The data comes as Donald Trump, fresh off his 2024 election win, announces new tariff plans that could have dire impacts on the cost of footwear. Ninety-nine percent of the shoes sold in the United States are imported from primarily China, Vietnam and Indonesia.
Trump vowed this year to impose a 10 to 20 percent tariff on imports from all foreign countries and an additional 60 to 100 percent tariff on imports specifically from China. The President-elect also recently said he plans to impose a 25 percent tax on all products entering the U.S. from Canada and Mexico, plus an additional 10 percent tariff on imports from China.
According to the FDRA survey, three in five respondents expect to see higher costs due to tariffs in 2025, and 37 percent expect to see retail prices raise by more than 5 percent next year.
Tariffs also emerged as the hottest topic throughout market week in New York and in multiple executive statements during earnings calls and interviews.

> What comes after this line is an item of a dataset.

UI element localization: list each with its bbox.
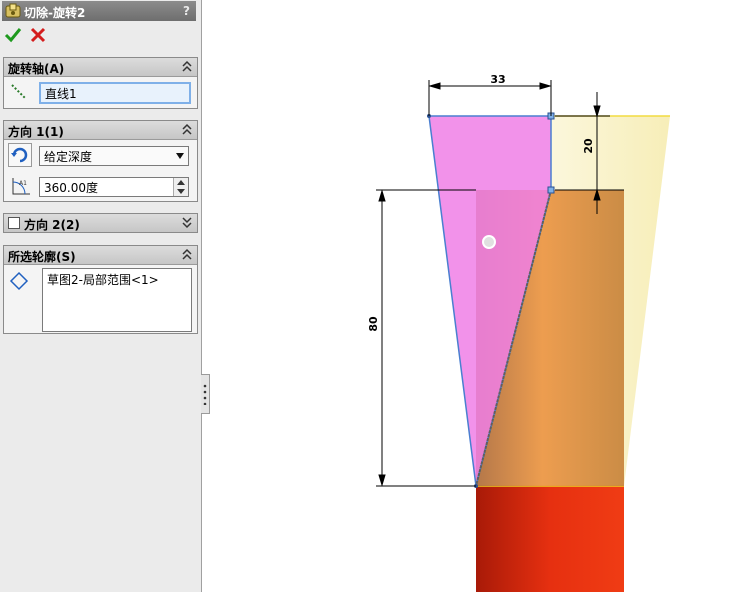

For example, Foot Locker chief executive officer Mary Dillon told FN in an interview last week that the retailer will monitor any updates related to potential tariff changes that could possibly impact business. Foot Locker’s direct exposure to China is limited, though Dillon noted that brand partners could see more of an impact. Other brands discussed the impact as well.
“The tariff talk around China in particular and trading partners at large is top of mind,” Jared Fix, who joined Toms as chief executive officer in July, told FN in an interview. “We have world class manufacturing partners who are committed to this brand. So if we need to have an ex-China manufacturing strategy, we can do that.”
Despite the concern with regard to tariffs, executives’ outlook for the economy over the next six months improved and was the most positive it has been in 13 quarters. The outlook for strong shoe shoppers also hit the highest level in 13 quarters and more than half of respondents said they expect their company sales to rise over the next six months.